Technology Services Engineer - Endpoint Protection

Immediate need for an Endpoint Protection Tech Services Engineer to work with a healthcare IT firm delivering secure, reliable IT solutions that empower providers to focus on what matters most — exceptional patient care!

Job Title: Technology Services Engineer - Endpoint Protection
What You'll Do: Own endpoint security and patch compliance across several MSP client environments. You will plan, test, deploy, and monitor OS/app updates; deploy, manage, and tune EDR/XDR; validate vulnerability findings; and lead/execute incident response playbooks for malware, ransomware, and insider risks. The role blends hands-on tooling, automation, and client-facing communication to measurably raise security posture and maintain compliance.

Responsibilities:

· Patch management at scale: Build ringed deployment strategies, pilots, and phased rollouts; schedule maintenance windows; handle approvals/rollback; track patch compliance SLAs across Windows (and macOS where applicable) via various ITSM tools.
· Application & driver updates: Package, test, and deploy third-party updates (e.g., browsers, runtimes); manage superdense and compatibility issues.
· EDR/XDR operations: Deploy and maintain EDR/XDR; configure policies, prevention/visibility settings, exclusions, device control, and rules; monitor detections and contain/isolate endpoints.
· Threat hunting & investigations: Use ITSM tools (Advanced Hunting / KQL) to identify IOCs, suspicious behaviors, lateral movement, and persistence; document findings and recommendations.
· Incident response: Execute playbooks (triage → containment → eradication → recovery); coordinate with clients and internal teams; produce RCAs and hardening actions post-incident.
· Vulnerability management: Validate scan results from ITSM tools; prioritize by CVSS/exploitability, assign owners, track remediation/exception justifications, and report aging.
· Endpoint hardening: Apply baselines (CIS-aligned where applicable), BitLocker, local admin control, Credential Guard/LSA protections, firewall policies, Wi-Fi/proxy/SSL inspection considerations.
· Automation & reporting: Script with PowerShell and APIs/Graph to automate deployments, compliance checks, evidence packs, and exceptions; publish dashboards (compliance %, MTTP, EDR coverage, vuln aging).
· Change & documentation: Follow CAB/change control; maintain runbooks, SOPs, and client security review decks; ensure ticket/time-entry hygiene in PSA.
· Client communication: Lead security check-ins/QBRs, advise on risk and prioritization, and translate technical outcomes into business impact and next steps.

What You'll Bring

· 3+ years in an MSP or multi-tenant environment focused on endpoint security and patch management.
· Hands-on expertise with device management tools.
· Operational experience with EDR/XDR and vulnerability tools for Endpoints including policy tuning, incident handling, and containment.
· Intermediate PowerShell for automation and reporting.
· Solid fundamentals in Windows endpoint administration, AD/Entra device compliance, networking basics and change management.
· Clear, concise communication: comfortable leading client-facing security reviews and incident updates.

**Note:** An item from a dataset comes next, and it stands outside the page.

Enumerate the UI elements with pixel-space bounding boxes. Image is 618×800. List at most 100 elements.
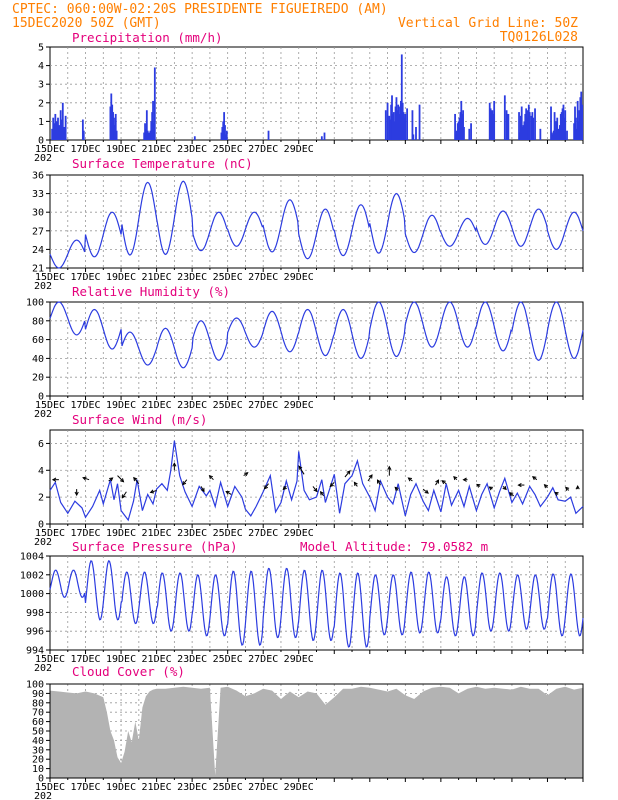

Work Location: Onsite in John's Creek/Alpharetta area with occasional travel to client sites.

Why You’ll Love Working Here:
Impactful work: your projects directly support the systems that power healthcare delivery.
Close collaboration with experienced engineers and IT leaders across infrastructure, cloud, and security.
Opportunity to shape and scale project delivery practices in a growing MSP environment.
Competitive salary, comprehensive benefits (medical, dental, vision, life, disability, 401(k) match), and robust PTO.